I'm seriously looking forward to all this hate crime and non-discrimination stuff coming back to bite the libtards in the ass. You know it will, someday.
 
2013-04-11 06:39:58 PM  
According to findlaw.com...

You can usually refuse service in the following situations:

When a customer is not properly dressed
When a customer has been, or is being, disruptive
When a customer harasses your employees or other customers
When there are safety concerns
When you know someone can't, or won't, pay
When a customer is intoxicated or high
When you need to protect another customer's privacy

But if you are refusing service BECAUSE someone is part of a protected class of consumer, then it's bad. The two gents in question did not give her a reason to refuse them service; indeed, she told them she was refusing service because it was for a gay wedding. Protected class = discrimination. Boom.
 
2013-04-11 09:29:55 PM  

Voiceofreason01: SuperNinjaToad:
This is a private business and they have the 'right' to sell or not sell to anyone they so chooses.
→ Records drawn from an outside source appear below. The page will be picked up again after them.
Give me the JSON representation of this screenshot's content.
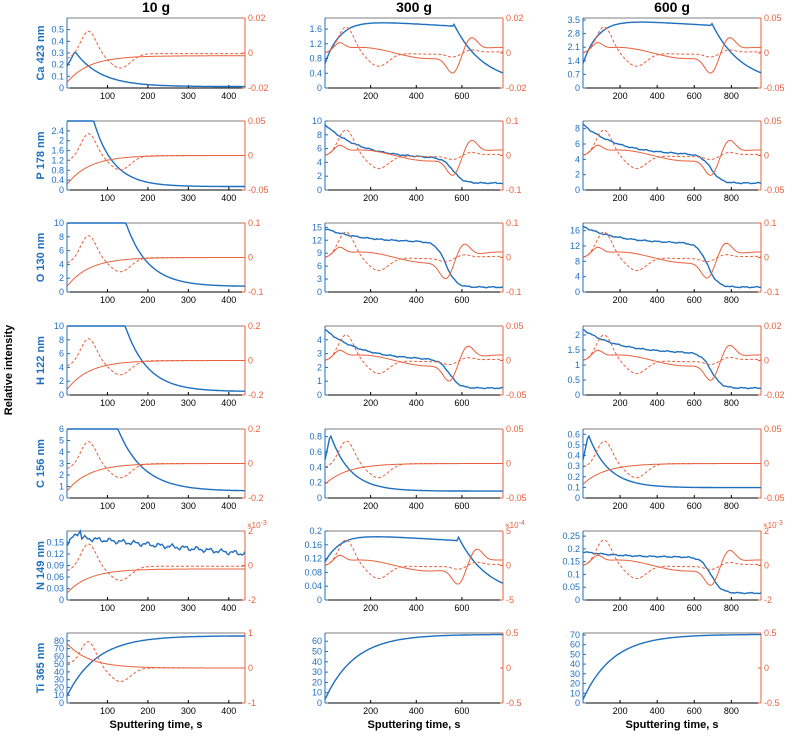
{
  "columns": [
    "10 g",
    "300 g",
    "600 g"
  ],
  "left_colors": {
    "blue": "#1f6fbf",
    "red": "#e8603c",
    "axis_blue": "#1f6fbf",
    "axis_red": "#e8603c"
  },
  "ylabel_global": "Relative intensity",
  "xlabel": "Sputtering time, s",
  "rows": [
    {
      "label": "Ca 423 nm"
    },
    {
      "label": "P 178 nm"
    },
    {
      "label": "O 130 nm"
    },
    {
      "label": "H 122 nm"
    },
    {
      "label": "C 156 nm"
    },
    {
      "label": "N 149 nm"
    },
    {
      "label": "Ti 365 nm"
    }
  ],
  "chart_data": {
    "type": "line",
    "xlim": [
      [
        0,
        440
      ],
      [
        0,
        780
      ],
      [
        0,
        960
      ]
    ],
    "xticks": [
      [
        100,
        200,
        300,
        400
      ],
      [
        200,
        400,
        600
      ],
      [
        200,
        400,
        600,
        800
      ]
    ],
    "panels": [
      [
        {
          "left_ticks": [
            "0",
            "0.1",
            "0.2",
            "0.3",
            "0.4",
            "0.5"
          ],
          "left_range": [
            0,
            0.6
          ],
          "right_ticks": [
            "-0.02",
            "0",
            "0.02"
          ],
          "right_range": [
            -0.02,
            0.02
          ],
          "multiplier": "",
          "shapes": {
            "blue": "decay",
            "red": "rise"
          },
          "params": {
            "t1": 0.045,
            "b1": 0.52,
            "e1": 0.02,
            "k": 7,
            "r0": 0.08,
            "r1": 0.46
          }
        },
        {
          "left_ticks": [
            "0",
            "0.4",
            "0.8",
            "1.2",
            "1.6",
            "2",
            "2.4"
          ],
          "left_range": [
            0,
            2.8
          ],
          "right_ticks": [
            "-0.05",
            "0",
            "0.05"
          ],
          "right_range": [
            -0.05,
            0.05
          ],
          "multiplier": "",
          "shapes": {
            "blue": "decay",
            "red": "rise"
          },
          "params": {
            "t1": 0.04,
            "b1": 2.6,
            "e1": 0.05,
            "k": 9,
            "r0": 0.08,
            "r1": 0.5
          }
        },
        {
          "left_ticks": [
            "0",
            "2",
            "4",
            "6",
            "8",
            "10"
          ],
          "left_range": [
            0,
            10
          ],
          "right_ticks": [
            "-0.1",
            "0",
            "0.1"
          ],
          "right_range": [
            -0.1,
            0.1
          ],
          "multiplier": "",
          "shapes": {
            "blue": "decay",
            "red": "rise"
          },
          "params": {
            "t1": 0.04,
            "b1": 9.5,
            "e1": 0.08,
            "k": 8,
            "r0": 0.08,
            "r1": 0.5
          }
        },
        {
          "left_ticks": [
            "0",
            "2",
            "4",
            "6",
            "8",
            "10"
          ],
          "left_range": [
            0,
            10
          ],
          "right_ticks": [
            "-0.2",
            "0",
            "0.2"
          ],
          "right_range": [
            -0.2,
            0.2
          ],
          "multiplier": "",
          "shapes": {
            "blue": "decay",
            "red": "rise"
          },
          "params": {
            "t1": 0.04,
            "b1": 9.5,
            "e1": 0.05,
            "k": 8,
            "r0": 0.08,
            "r1": 0.5
          }
        },
        {
          "left_ticks": [
            "0",
            "1",
            "2",
            "3",
            "4",
            "5",
            "6"
          ],
          "left_range": [
            0,
            6
          ],
          "right_ticks": [
            "-0.2",
            "0",
            "0.2"
          ],
          "right_range": [
            -0.2,
            0.2
          ],
          "multiplier": "",
          "shapes": {
            "blue": "decay",
            "red": "rise"
          },
          "params": {
            "t1": 0.03,
            "b1": 5.5,
            "e1": 0.1,
            "k": 7,
            "r0": 0.1,
            "r1": 0.5
          }
        },
        {
          "left_ticks": [
            "0",
            "0.03",
            "0.06",
            "0.09",
            "0.12",
            "0.15"
          ],
          "left_range": [
            0,
            0.18
          ],
          "right_ticks": [
            "-2",
            "0",
            "2"
          ],
          "right_range": [
            -2,
            2
          ],
          "multiplier": "×10^-3",
          "shapes": {
            "blue": "plateau",
            "red": "rise"
          },
          "params": {
            "t1": 0.08,
            "b1": 0.9,
            "e1": 0.6,
            "k": 3,
            "r0": 0.1,
            "r1": 0.45
          }
        },
        {
          "left_ticks": [
            "0",
            "10",
            "20",
            "30",
            "40",
            "50",
            "60",
            "70",
            "80"
          ],
          "left_range": [
            0,
            90
          ],
          "right_ticks": [
            "-1",
            "0",
            "1"
          ],
          "right_range": [
            -1,
            1
          ],
          "multiplier": "",
          "shapes": {
            "blue": "grow",
            "red": "fall"
          },
          "params": {
            "t1": 0.1,
            "b1": 0.1,
            "e1": 0.96,
            "k": 6,
            "r0": 0.85,
            "r1": 0.5
          }
        }
      ],
      [
        {
          "left_ticks": [
            "0",
            "0.4",
            "0.8",
            "1.2",
            "1.6"
          ],
          "left_range": [
            0,
            1.9
          ],
          "right_ticks": [
            "-0.02",
            "0",
            "0.02"
          ],
          "right_range": [
            -0.02,
            0.02
          ],
          "multiplier": "",
          "shapes": {
            "blue": "hump",
            "red": "wave"
          },
          "params": {
            "a": 0.35,
            "p": 0.97,
            "q": 0.7,
            "c": 0.72,
            "r": 0.05
          }
        },
        {
          "left_ticks": [
            "0",
            "2",
            "4",
            "6",
            "8",
            "10"
          ],
          "left_range": [
            0,
            10
          ],
          "right_ticks": [
            "-0.1",
            "0",
            "0.1"
          ],
          "right_range": [
            -0.1,
            0.1
          ],
          "multiplier": "",
          "shapes": {
            "blue": "step",
            "red": "wave"
          },
          "params": {
            "a": 0.95,
            "p": 0.45,
            "q": 0.4,
            "c": 0.72,
            "r": 0.1
          }
        },
        {
          "left_ticks": [
            "0",
            "3",
            "6",
            "9",
            "12",
            "15"
          ],
          "left_range": [
            0,
            16
          ],
          "right_ticks": [
            "-0.1",
            "0",
            "0.1"
          ],
          "right_range": [
            -0.1,
            0.1
          ],
          "multiplier": "",
          "shapes": {
            "blue": "step",
            "red": "wave"
          },
          "params": {
            "a": 0.92,
            "p": 0.72,
            "q": 0.68,
            "c": 0.68,
            "r": 0.07
          }
        },
        {
          "left_ticks": [
            "0",
            "1",
            "2",
            "3",
            "4"
          ],
          "left_range": [
            0,
            5
          ],
          "right_ticks": [
            "-0.05",
            "0",
            "0.05"
          ],
          "right_range": [
            -0.05,
            0.05
          ],
          "multiplier": "",
          "shapes": {
            "blue": "step",
            "red": "wave"
          },
          "params": {
            "a": 0.95,
            "p": 0.5,
            "q": 0.3,
            "c": 0.7,
            "r": 0.1
          }
        },
        {
          "left_ticks": [
            "0",
            "0.2",
            "0.4",
            "0.6",
            "0.8"
          ],
          "left_range": [
            0,
            0.9
          ],
          "right_ticks": [
            "-0.05",
            "0",
            "0.05"
          ],
          "right_range": [
            -0.05,
            0.05
          ],
          "multiplier": "",
          "shapes": {
            "blue": "decay",
            "red": "rise"
          },
          "params": {
            "t1": 0.03,
            "b1": 0.92,
            "e1": 0.1,
            "k": 9,
            "r0": 0.2,
            "r1": 0.5
          }
        },
        {
          "left_ticks": [
            "0",
            "0.04",
            "0.08",
            "0.12",
            "0.16",
            "0.2"
          ],
          "left_range": [
            0,
            0.2
          ],
          "right_ticks": [
            "-5",
            "0",
            "5"
          ],
          "right_range": [
            -5,
            5
          ],
          "multiplier": "×10^-4",
          "shapes": {
            "blue": "hump",
            "red": "wave"
          },
          "params": {
            "a": 0.55,
            "p": 0.95,
            "q": 0.55,
            "c": 0.75,
            "r": 0.3
          }
        },
        {
          "left_ticks": [
            "0",
            "10",
            "20",
            "30",
            "40",
            "50",
            "60"
          ],
          "left_range": [
            0,
            68
          ],
          "right_ticks": [
            "-0.5",
            "0",
            "0.5"
          ],
          "right_range": [
            -0.5,
            0.5
          ],
          "multiplier": "",
          "shapes": {
            "blue": "grow",
            "red": "wave"
          },
          "params": {
            "t1": 0.1,
            "b1": 0.05,
            "e1": 0.98,
            "k": 6,
            "r0": 0.5,
            "r1": 0.5
          }
        }
      ],
      [
        {
          "left_ticks": [
            "0",
            "0.7",
            "1.4",
            "2.1",
            "2.8",
            "3.5"
          ],
          "left_range": [
            0,
            3.6
          ],
          "right_ticks": [
            "-0.05",
            "0",
            "0.05"
          ],
          "right_range": [
            -0.05,
            0.05
          ],
          "multiplier": "",
          "shapes": {
            "blue": "hump",
            "red": "wave"
          },
          "params": {
            "a": 0.35,
            "p": 0.98,
            "q": 0.7,
            "c": 0.72,
            "r": 0.05
          }
        },
        {
          "left_ticks": [
            "0",
            "2",
            "4",
            "6",
            "8"
          ],
          "left_range": [
            0,
            9
          ],
          "right_ticks": [
            "-0.05",
            "0",
            "0.05"
          ],
          "right_range": [
            -0.05,
            0.05
          ],
          "multiplier": "",
          "shapes": {
            "blue": "step",
            "red": "wave"
          },
          "params": {
            "a": 0.95,
            "p": 0.5,
            "q": 0.42,
            "c": 0.72,
            "r": 0.1
          }
        },
        {
          "left_ticks": [
            "0",
            "4",
            "8",
            "12",
            "16"
          ],
          "left_range": [
            0,
            18
          ],
          "right_ticks": [
            "-0.1",
            "0",
            "0.1"
          ],
          "right_range": [
            -0.1,
            0.1
          ],
          "multiplier": "",
          "shapes": {
            "blue": "step",
            "red": "wave"
          },
          "params": {
            "a": 0.95,
            "p": 0.7,
            "q": 0.65,
            "c": 0.7,
            "r": 0.07
          }
        },
        {
          "left_ticks": [
            "0",
            "0.5",
            "1",
            "1.5",
            "2"
          ],
          "left_range": [
            0,
            2.3
          ],
          "right_ticks": [
            "-0.02",
            "0",
            "0.02"
          ],
          "right_range": [
            -0.02,
            0.02
          ],
          "multiplier": "",
          "shapes": {
            "blue": "step",
            "red": "wave"
          },
          "params": {
            "a": 0.95,
            "p": 0.6,
            "q": 0.5,
            "c": 0.72,
            "r": 0.1
          }
        },
        {
          "left_ticks": [
            "0",
            "0.1",
            "0.2",
            "0.3",
            "0.4",
            "0.5",
            "0.6"
          ],
          "left_range": [
            0,
            0.65
          ],
          "right_ticks": [
            "-0.05",
            "0",
            "0.05"
          ],
          "right_range": [
            -0.05,
            0.05
          ],
          "multiplier": "",
          "shapes": {
            "blue": "decay",
            "red": "rise"
          },
          "params": {
            "t1": 0.03,
            "b1": 0.92,
            "e1": 0.15,
            "k": 9,
            "r0": 0.2,
            "r1": 0.5
          }
        },
        {
          "left_ticks": [
            "0",
            "0.05",
            "0.1",
            "0.15",
            "0.2",
            "0.25"
          ],
          "left_range": [
            0,
            0.27
          ],
          "right_ticks": [
            "-2",
            "0",
            "2"
          ],
          "right_range": [
            -2,
            2
          ],
          "multiplier": "×10^-3",
          "shapes": {
            "blue": "step",
            "red": "wave"
          },
          "params": {
            "a": 0.7,
            "p": 0.62,
            "q": 0.4,
            "c": 0.72,
            "r": 0.1
          }
        },
        {
          "left_ticks": [
            "0",
            "10",
            "20",
            "30",
            "40",
            "50",
            "60",
            "70"
          ],
          "left_range": [
            0,
            72
          ],
          "right_ticks": [
            "-0.5",
            "0",
            "0.5"
          ],
          "right_range": [
            -0.5,
            0.5
          ],
          "multiplier": "",
          "shapes": {
            "blue": "grow",
            "red": "wave"
          },
          "params": {
            "t1": 0.1,
            "b1": 0.05,
            "e1": 0.98,
            "k": 6,
            "r0": 0.5,
            "r1": 0.5
          }
        }
      ]
    ]
  }
}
No they don't. As an example if you run a business that is open to the public you cannot legally refuse to sell to someone because of their religion, race, sex, nation of origin, age, and in the State of Washington sexual orientation.

http://en.wikipedia.org/wiki/Protected_class


I know protected class... but again there is nothing in the state or federal law that specifically states that private businesses can or cannot conduct business dealings with the 'protected class'.